Memory Operations (MemoryBase interface)
add(messages)— extract facts, reconcile with existing, storeget(memory_id)— retrieve single memoryget_all(user_id)— list all memories for a usersearch(query, user_id)— semantic searchupdate(memory_id, data)— direct updatedelete(memory_id)— delete single memorydelete_all(user_id)— delete all memories for a userhistory(memory_id)— get change history (ADD/UPDATE/DELETE events tracked in SQLite)reset()— clear everything
Agent Integration
Simple API: memory = Memory(); memory.add(messages, user_id="alice"); memories = memory.search("restaurants", user_id="alice"). The memory layer sits outside the agent loop — memories are retrieved before LLM calls and injected into the system prompt, new memories are extracted after.
Key Design Decisions
- Facts as unit of storage — not raw messages, not summaries, but extracted declarative facts. This is opinionated: the LLM decides what matters.
- LLM-mediated CRUD — the update step uses the LLM to decide ADD/UPDATE/DELETE, not just append. This prevents memory bloat but introduces LLM judgment into storage.

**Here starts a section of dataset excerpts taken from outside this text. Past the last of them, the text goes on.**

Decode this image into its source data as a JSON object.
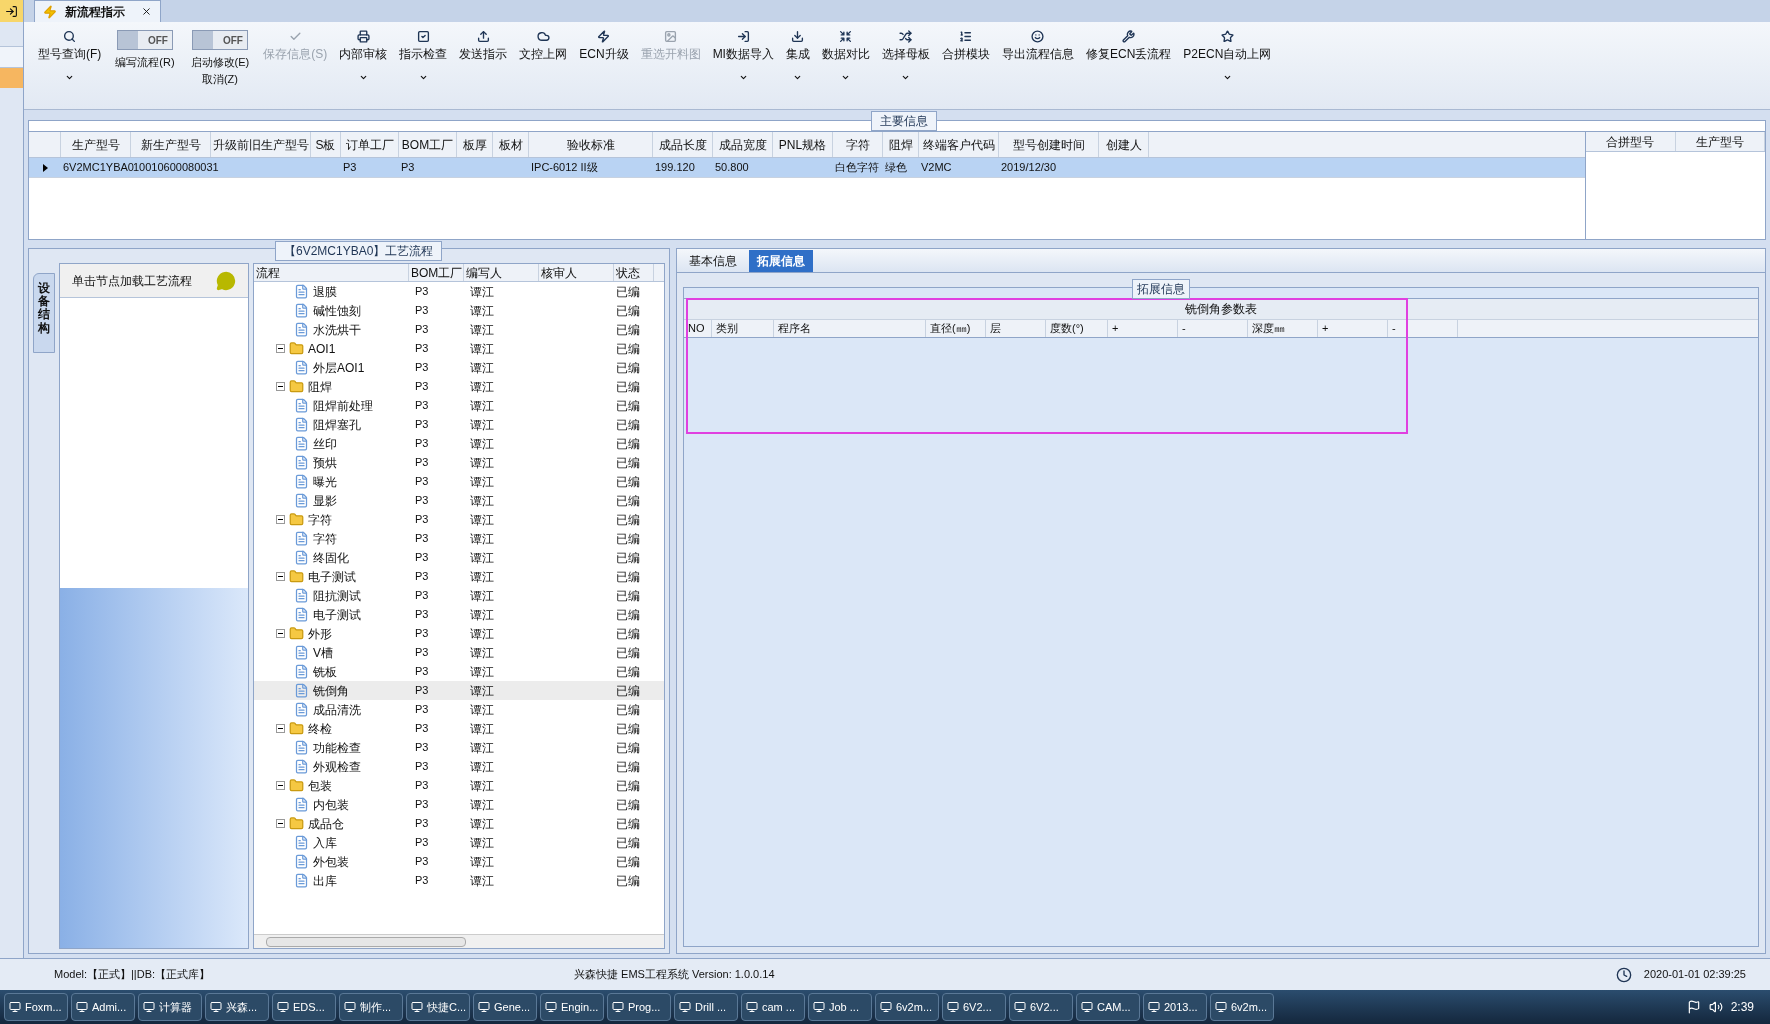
{
  "doc_tab": {
    "title": "新流程指示"
  },
  "toolbar": [
    {
      "kind": "button",
      "label": "型号查询(F)",
      "disabled": false,
      "dropdown": true
    },
    {
      "kind": "toggle",
      "label": "编写流程(R)",
      "switch_text": "OFF",
      "on": false
    },
    {
      "kind": "toggle",
      "label": "启动修改(E)",
      "sub_label": "取消(Z)",
      "switch_text": "OFF",
      "on": false
    },
    {
      "kind": "button",
      "label": "保存信息(S)",
      "disabled": true,
      "dropdown": false
    },
    {
      "kind": "button",
      "label": "内部审核",
      "disabled": false,
      "dropdown": true
    },
    {
      "kind": "button",
      "label": "指示检查",
      "disabled": false,
      "dropdown": true
    },
    {
      "kind": "button",
      "label": "发送指示",
      "disabled": false,
      "dropdown": false
    },
    {
      "kind": "button",
      "label": "文控上网",
      "disabled": false,
      "dropdown": false
    },
    {
      "kind": "button",
      "label": "ECN升级",
      "disabled": false,
      "dropdown": false
    },
    {
      "kind": "button",
      "label": "重选开料图",
      "disabled": true,
      "dropdown": false
    },
    {
      "kind": "button",
      "label": "MI数据导入",
      "disabled": false,
      "dropdown": true
    },
    {
      "kind": "button",
      "label": "集成",
      "disabled": false,
      "dropdown": true
    },
    {
      "kind": "button",
      "label": "数据对比",
      "disabled": false,
      "dropdown": true
    },
    {
      "kind": "button",
      "label": "选择母板",
      "disabled": false,
      "dropdown": true
    },
    {
      "kind": "button",
      "label": "合拼模块",
      "disabled": false,
      "dropdown": false
    },
    {
      "kind": "button",
      "label": "导出流程信息",
      "disabled": false,
      "dropdown": false
    },
    {
      "kind": "button",
      "label": "修复ECN丢流程",
      "disabled": false,
      "dropdown": false
    },
    {
      "kind": "button",
      "label": "P2ECN自动上网",
      "disabled": false,
      "dropdown": true
    }
  ],
  "main_info": {
    "title": "主要信息",
    "columns": [
      "生产型号",
      "新生产型号",
      "升级前旧生产型号",
      "S板",
      "订单工厂",
      "BOM工厂",
      "板厚",
      "板材",
      "验收标准",
      "成品长度",
      "成品宽度",
      "PNL规格",
      "字符",
      "阻焊",
      "终端客户代码",
      "型号创建时间",
      "创建人"
    ],
    "rows": [
      {
        "selected": true,
        "cells": [
          "6V2MC1YBA0",
          "10010600080031",
          "",
          "",
          "P3",
          "P3",
          "",
          "",
          "IPC-6012 II级",
          "199.120",
          "50.800",
          "",
          "白色字符",
          "绿色",
          "V2MC",
          "2019/12/30",
          ""
        ]
      }
    ],
    "side_columns": [
      "合拼型号",
      "生产型号"
    ]
  },
  "side_tab": {
    "label": "设备结构"
  },
  "node_panel": {
    "hint": "单击节点加载工艺流程"
  },
  "flow": {
    "title": "【6V2MC1YBA0】工艺流程",
    "columns": [
      "流程",
      "BOM工厂",
      "编写人",
      "核审人",
      "状态"
    ],
    "tree": [
      {
        "children": [
          {
            "label": "退膜",
            "bom": "P3",
            "writer": "谭江",
            "status": "已编",
            "selected": false
          },
          {
            "label": "碱性蚀刻",
            "bom": "P3",
            "writer": "谭江",
            "status": "已编",
            "selected": false
          },
          {
            "label": "水洗烘干",
            "bom": "P3",
            "writer": "谭江",
            "status": "已编",
            "selected": false
          }
        ]
      },
      {
        "label": "AOI1",
        "bom": "P3",
        "writer": "谭江",
        "status": "已编",
        "selected": false,
        "expanded": true,
        "children": [
          {
            "label": "外层AOI1",
            "bom": "P3",
            "writer": "谭江",
            "status": "已编",
            "selected": false
          }
        ]
      },
      {
        "label": "阻焊",
        "bom": "P3",
        "writer": "谭江",
        "status": "已编",
        "selected": false,
        "expanded": true,
        "children": [
          {
            "label": "阻焊前处理",
            "bom": "P3",
            "writer": "谭江",
            "status": "已编",
            "selected": false
          },
          {
            "label": "阻焊塞孔",
            "bom": "P3",
            "writer": "谭江",
            "status": "已编",
            "selected": false
          },
          {
            "label": "丝印",
            "bom": "P3",
            "writer": "谭江",
            "status": "已编",
            "selected": false
          },
          {
            "label": "预烘",
            "bom": "P3",
            "writer": "谭江",
            "status": "已编",
            "selected": false
          },
          {
            "label": "曝光",
            "bom": "P3",
            "writer": "谭江",
            "status": "已编",
            "selected": false
          },
          {
            "label": "显影",
            "bom": "P3",
            "writer": "谭江",
            "status": "已编",
            "selected": false
          }
        ]
      },
      {
        "label": "字符",
        "bom": "P3",
        "writer": "谭江",
        "status": "已编",
        "selected": false,
        "expanded": true,
        "children": [
          {
            "label": "字符",
            "bom": "P3",
            "writer": "谭江",
            "status": "已编",
            "selected": false
          },
          {
            "label": "终固化",
            "bom": "P3",
            "writer": "谭江",
            "status": "已编",
            "selected": false
          }
        ]
      },
      {
        "label": "电子测试",
        "bom": "P3",
        "writer": "谭江",
        "status": "已编",
        "selected": false,
        "expanded": true,
        "children": [
          {
            "label": "阻抗测试",
            "bom": "P3",
            "writer": "谭江",
            "status": "已编",
            "selected": false
          },
          {
            "label": "电子测试",
            "bom": "P3",
            "writer": "谭江",
            "status": "已编",
            "selected": false
          }
        ]
      },
      {
        "label": "外形",
        "bom": "P3",
        "writer": "谭江",
        "status": "已编",
        "selected": false,
        "expanded": true,
        "children": [
          {
            "label": "V槽",
            "bom": "P3",
            "writer": "谭江",
            "status": "已编",
            "selected": false
          },
          {
            "label": "铣板",
            "bom": "P3",
            "writer": "谭江",
            "status": "已编",
            "selected": false
          },
          {
            "label": "铣倒角",
            "bom": "P3",
            "writer": "谭江",
            "status": "已编",
            "selected": true
          },
          {
            "label": "成品清洗",
            "bom": "P3",
            "writer": "谭江",
            "status": "已编",
            "selected": false
          }
        ]
      },
      {
        "label": "终检",
        "bom": "P3",
        "writer": "谭江",
        "status": "已编",
        "selected": false,
        "expanded": true,
        "children": [
          {
            "label": "功能检查",
            "bom": "P3",
            "writer": "谭江",
            "status": "已编",
            "selected": false
          },
          {
            "label": "外观检查",
            "bom": "P3",
            "writer": "谭江",
            "status": "已编",
            "selected": false
          }
        ]
      },
      {
        "label": "包装",
        "bom": "P3",
        "writer": "谭江",
        "status": "已编",
        "selected": false,
        "expanded": true,
        "children": [
          {
            "label": "内包装",
            "bom": "P3",
            "writer": "谭江",
            "status": "已编",
            "selected": false
          }
        ]
      },
      {
        "label": "成品仓",
        "bom": "P3",
        "writer": "谭江",
        "status": "已编",
        "selected": false,
        "expanded": true,
        "children": [
          {
            "label": "入库",
            "bom": "P3",
            "writer": "谭江",
            "status": "已编",
            "selected": false
          },
          {
            "label": "外包装",
            "bom": "P3",
            "writer": "谭江",
            "status": "已编",
            "selected": false
          },
          {
            "label": "出库",
            "bom": "P3",
            "writer": "谭江",
            "status": "已编",
            "selected": false
          }
        ]
      }
    ]
  },
  "detail_tabs": [
    {
      "label": "基本信息",
      "selected": false
    },
    {
      "label": "拓展信息",
      "selected": true
    }
  ],
  "extension": {
    "title": "拓展信息",
    "table_title": "铣倒角参数表",
    "columns": [
      "NO",
      "类别",
      "程序名",
      "直径(㎜)",
      "层",
      "度数(°)",
      "+",
      "-",
      "深度㎜",
      "+",
      "-"
    ]
  },
  "status_bar": {
    "model": "Model:【正式】||DB:【正式库】",
    "app": "兴森快捷 EMS工程系统 Version: 1.0.0.14",
    "time": "2020-01-01 02:39:25"
  },
  "taskbar": {
    "items": [
      "Foxm...",
      "Admi...",
      "计算器",
      "兴森...",
      "EDS...",
      "制作...",
      "快捷C...",
      "Gene...",
      "Engin...",
      "Prog...",
      "Drill ...",
      "cam ...",
      "Job ...",
      "6v2m...",
      "6V2...",
      "6V2...",
      "CAM...",
      "2013...",
      "6v2m..."
    ],
    "clock": "2:39"
  }
}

- Vector-first, graph-optional — the primary store is vector (for semantic search); graph is an add-on for relationship tracking, not the core.
- Scoped by user/agent/run — memories are namespaced by who they belong to. This is oriented toward personalization use cases.
- Stateless integration — Mem0 doesn't manage the agent loop or conversation flow. It's a memory API you call from your agent.
- Massive backend flexibility — 20+ vector stores, multiple graph stores. Integration-heavy, aimed at enterprise deployment.
Limitations
- Fact extraction prompt is tuned for personal assistant use cases (preferences, details, plans). May not capture domain-specific knowledge well.
- The LLM-mediated update step adds latency and cost to every add operation (two LLM calls: extract + reconcile).
- No temporal model — memories don't have validity intervals or decay by default (despite "dynamic forgetting" claims in marketing).
- Graph store is bolted on, not deeply integrated with the vector store.